What was an imaginary point on DART's planning map becomes a reality with the new Lake Highlands Station opening December 6 on the Blue Line, at the northwest corner of Walnut Hill Lane and White Rock Trail.
Initially approved in 1995 as part of the expansion toward Garland, the station was deferred until new development warranted its construction. So in 2006, in expectation of an expansive mixed-use town center complex, the DART Board gave its blessing to move ahead with the project.
Taking a New Approach
The $10 million Lake Highlands Station is DART's first infill station built on an active rail line, providing unique challenges and opportunities to rethink construction methods.
Faced with the charge of not disrupting service along the Blue Line, construction crews utilized the evening hours when trains pass by less frequently, occasionally even closing rail service down to a single track.
"The approach we took to building the Lake Highlands Station on an existing rail line can definitely be transferred to any other deferred stations we may build," says DART Project Manager Reza Shirmanesh.
Center of Attention
Adjacent to station will be the Lake Highlands Town Center, an ambitious, 70-acre, mixed-use, transit-oriented development currently under construction. As planned, the center will allow residents to do most, if not all, of their shopping in the neighborhood.
"This project breathes new life into the Lake Highlands community, taking transit-oriented development to a new level, offering what will be the convenience of transportation, shopping, public parks and a broad range of housing options in one premier destination," says District 10 Dallas City Councilmember Jerry Allen, who was instrumental in securing funding for the station during his tenure as a DART board member.

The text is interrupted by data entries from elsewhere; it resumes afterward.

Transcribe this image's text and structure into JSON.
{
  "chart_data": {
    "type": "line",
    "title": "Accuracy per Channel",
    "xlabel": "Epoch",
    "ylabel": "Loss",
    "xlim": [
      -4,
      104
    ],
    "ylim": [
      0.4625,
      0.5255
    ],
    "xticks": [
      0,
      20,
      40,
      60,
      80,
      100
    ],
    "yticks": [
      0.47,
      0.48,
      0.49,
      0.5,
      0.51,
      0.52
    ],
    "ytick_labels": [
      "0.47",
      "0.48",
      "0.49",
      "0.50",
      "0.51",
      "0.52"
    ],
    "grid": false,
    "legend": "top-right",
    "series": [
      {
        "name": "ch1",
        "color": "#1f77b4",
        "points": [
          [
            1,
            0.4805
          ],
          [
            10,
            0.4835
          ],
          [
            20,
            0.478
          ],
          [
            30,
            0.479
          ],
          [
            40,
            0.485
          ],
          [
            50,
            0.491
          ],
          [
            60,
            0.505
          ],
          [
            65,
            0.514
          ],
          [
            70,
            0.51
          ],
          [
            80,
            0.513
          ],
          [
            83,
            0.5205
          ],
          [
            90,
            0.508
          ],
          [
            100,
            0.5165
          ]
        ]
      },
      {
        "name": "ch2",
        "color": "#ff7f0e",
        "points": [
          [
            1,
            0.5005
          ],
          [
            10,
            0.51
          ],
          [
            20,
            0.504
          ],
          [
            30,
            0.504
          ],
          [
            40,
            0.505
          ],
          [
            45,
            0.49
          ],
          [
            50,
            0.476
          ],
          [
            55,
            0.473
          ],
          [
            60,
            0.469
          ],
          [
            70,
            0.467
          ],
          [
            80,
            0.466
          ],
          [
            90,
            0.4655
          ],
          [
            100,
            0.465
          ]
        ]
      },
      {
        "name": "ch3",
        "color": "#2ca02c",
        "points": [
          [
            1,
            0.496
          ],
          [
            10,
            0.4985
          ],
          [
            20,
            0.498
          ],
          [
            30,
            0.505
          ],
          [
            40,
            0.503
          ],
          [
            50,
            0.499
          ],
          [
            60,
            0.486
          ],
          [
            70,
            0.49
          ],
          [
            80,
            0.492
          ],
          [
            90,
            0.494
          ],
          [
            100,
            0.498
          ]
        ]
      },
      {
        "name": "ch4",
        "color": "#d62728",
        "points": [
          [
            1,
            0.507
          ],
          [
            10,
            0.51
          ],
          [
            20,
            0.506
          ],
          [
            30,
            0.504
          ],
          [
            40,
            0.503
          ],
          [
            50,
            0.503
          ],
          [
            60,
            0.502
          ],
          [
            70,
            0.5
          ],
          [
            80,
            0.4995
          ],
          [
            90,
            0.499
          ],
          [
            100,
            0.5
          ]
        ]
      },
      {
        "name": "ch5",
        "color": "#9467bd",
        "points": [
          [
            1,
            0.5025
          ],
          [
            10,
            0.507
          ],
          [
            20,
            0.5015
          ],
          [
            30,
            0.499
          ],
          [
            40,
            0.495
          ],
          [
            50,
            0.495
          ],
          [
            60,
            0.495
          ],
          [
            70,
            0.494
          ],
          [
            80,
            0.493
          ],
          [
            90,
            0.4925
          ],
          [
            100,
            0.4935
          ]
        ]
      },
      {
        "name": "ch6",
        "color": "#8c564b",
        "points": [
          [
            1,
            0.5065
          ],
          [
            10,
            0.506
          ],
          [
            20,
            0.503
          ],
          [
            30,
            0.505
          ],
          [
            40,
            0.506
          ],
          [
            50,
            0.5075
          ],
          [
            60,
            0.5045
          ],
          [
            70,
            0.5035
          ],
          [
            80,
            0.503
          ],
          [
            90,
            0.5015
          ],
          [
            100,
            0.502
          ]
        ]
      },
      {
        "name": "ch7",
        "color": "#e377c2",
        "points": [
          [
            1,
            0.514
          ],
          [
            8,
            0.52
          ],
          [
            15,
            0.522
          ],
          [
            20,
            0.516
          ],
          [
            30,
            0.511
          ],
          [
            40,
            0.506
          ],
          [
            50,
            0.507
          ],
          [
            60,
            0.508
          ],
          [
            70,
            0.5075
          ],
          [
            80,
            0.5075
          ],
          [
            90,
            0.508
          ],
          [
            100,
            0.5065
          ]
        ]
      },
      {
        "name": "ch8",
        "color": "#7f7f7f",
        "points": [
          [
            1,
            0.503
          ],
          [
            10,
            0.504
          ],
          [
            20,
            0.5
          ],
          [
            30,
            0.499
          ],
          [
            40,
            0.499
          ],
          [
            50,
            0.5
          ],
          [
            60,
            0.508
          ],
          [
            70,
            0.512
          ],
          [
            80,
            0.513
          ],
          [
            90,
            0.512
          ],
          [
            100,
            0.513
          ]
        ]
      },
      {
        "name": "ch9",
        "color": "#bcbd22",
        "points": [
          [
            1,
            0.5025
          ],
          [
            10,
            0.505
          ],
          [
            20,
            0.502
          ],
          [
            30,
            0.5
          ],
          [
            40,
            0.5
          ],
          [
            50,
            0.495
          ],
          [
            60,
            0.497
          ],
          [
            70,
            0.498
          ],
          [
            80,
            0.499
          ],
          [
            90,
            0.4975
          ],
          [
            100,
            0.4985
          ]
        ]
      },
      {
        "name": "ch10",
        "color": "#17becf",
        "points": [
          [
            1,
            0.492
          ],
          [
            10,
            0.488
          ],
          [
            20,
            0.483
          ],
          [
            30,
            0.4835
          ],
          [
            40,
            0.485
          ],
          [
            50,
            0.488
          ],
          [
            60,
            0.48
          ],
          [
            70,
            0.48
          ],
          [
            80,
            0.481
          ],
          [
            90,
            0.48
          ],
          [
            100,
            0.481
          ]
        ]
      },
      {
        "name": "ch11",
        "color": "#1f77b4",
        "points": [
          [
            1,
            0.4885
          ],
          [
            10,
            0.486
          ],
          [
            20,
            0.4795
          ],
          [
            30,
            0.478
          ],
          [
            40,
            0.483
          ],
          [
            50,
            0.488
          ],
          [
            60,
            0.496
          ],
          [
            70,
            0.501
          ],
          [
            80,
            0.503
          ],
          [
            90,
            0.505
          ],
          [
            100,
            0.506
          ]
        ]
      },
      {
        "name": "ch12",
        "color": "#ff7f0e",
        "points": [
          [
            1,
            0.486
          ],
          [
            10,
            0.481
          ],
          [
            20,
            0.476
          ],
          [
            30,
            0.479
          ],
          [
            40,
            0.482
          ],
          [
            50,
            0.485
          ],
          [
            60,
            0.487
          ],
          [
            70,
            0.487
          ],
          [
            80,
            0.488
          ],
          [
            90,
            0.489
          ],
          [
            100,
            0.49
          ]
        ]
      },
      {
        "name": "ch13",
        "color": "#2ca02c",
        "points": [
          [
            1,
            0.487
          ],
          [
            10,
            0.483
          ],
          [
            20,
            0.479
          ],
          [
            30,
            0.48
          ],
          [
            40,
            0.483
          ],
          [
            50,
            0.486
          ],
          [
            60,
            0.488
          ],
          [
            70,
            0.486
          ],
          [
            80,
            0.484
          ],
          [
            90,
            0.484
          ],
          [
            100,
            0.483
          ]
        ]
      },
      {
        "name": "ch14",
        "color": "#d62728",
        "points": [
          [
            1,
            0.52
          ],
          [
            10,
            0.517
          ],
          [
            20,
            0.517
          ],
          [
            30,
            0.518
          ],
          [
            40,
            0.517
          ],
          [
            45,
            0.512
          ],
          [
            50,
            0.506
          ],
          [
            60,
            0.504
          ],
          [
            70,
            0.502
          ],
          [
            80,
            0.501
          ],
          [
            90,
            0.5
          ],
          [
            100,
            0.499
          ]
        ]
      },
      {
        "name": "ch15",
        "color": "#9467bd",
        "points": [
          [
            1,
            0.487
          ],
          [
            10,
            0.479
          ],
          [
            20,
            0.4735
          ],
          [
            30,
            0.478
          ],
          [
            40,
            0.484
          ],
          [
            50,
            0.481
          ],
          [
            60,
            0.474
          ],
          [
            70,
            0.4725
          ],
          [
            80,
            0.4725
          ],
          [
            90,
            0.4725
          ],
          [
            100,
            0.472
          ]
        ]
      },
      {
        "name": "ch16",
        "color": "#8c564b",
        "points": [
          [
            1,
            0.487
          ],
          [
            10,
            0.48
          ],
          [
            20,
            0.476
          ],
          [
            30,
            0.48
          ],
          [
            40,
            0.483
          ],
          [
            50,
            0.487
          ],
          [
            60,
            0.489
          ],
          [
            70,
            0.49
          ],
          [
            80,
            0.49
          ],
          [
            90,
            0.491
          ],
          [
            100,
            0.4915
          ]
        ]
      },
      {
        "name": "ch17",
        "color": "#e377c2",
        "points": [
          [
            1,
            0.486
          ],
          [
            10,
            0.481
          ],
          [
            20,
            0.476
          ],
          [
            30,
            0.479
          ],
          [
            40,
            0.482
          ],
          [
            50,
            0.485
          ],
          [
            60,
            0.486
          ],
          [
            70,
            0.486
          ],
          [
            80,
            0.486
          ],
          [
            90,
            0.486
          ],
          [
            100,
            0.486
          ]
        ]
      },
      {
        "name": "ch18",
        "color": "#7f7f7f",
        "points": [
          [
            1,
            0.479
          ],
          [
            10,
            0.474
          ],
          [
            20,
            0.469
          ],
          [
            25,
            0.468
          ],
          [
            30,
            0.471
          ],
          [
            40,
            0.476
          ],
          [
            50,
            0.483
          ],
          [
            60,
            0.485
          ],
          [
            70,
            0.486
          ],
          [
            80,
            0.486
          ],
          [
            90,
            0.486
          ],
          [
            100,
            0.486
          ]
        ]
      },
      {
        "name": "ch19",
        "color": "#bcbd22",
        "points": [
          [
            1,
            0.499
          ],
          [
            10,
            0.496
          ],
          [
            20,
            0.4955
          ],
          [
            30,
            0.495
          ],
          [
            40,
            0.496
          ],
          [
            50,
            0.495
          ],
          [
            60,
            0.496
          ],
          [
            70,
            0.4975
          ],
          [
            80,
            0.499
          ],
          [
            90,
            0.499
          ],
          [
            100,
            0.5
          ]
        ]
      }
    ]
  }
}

According to Stephanie Colovas, senior managing director at Prescott Realty, infrastructure work throughout the 70-acre site will be complete by year's end, including site grading, utilities, retaining walls, street/sidewalk construction, lighting and landscaping. Prescott will also finish a new bridge north of Walnut Hill and a 20-acre park with a lake, amphitheatre, water features and a hike and bike trail connecting to Lake Highlands Station. The hike and bike trail will eventually connect south to White Rock Trail.
"Phase I of vertical construction is anticipated to start by the end of First Quarter 2011 and will include 200 luxury multi-family units and approximately 100,000 square feet of retail," says Colovas.
Nature Takes its Course
The design of the Lake Highlands Station reflects the natural charm of the area, which straddles the banks of White Rock Creek. The intent, according to station artist Jennifer Sereno, is to segue from the ultra-modern environs of Lake Highlands Town Center to the wellestablished, tree-lined neighborhoods to the east.
Accordingly, there is a heavy emphasis on landscaping, including colorful seasonal perennials and plenty of local stone. The modular aspect of the station construction shaped the art and design, as well.
In a nod to the Lake Highlands High School mascot, a series of "wildcat" paw prints appear in the concrete platform.
Sidewalks, trails and streets in the Lake Highlands Town Center are planned to provide linkages to and from the station. Among those, a long walkway twists and turns from the development up to the platform, making a subtle reference to the meandering creek nearby.
Station construction took place without disrupting Blue Line service.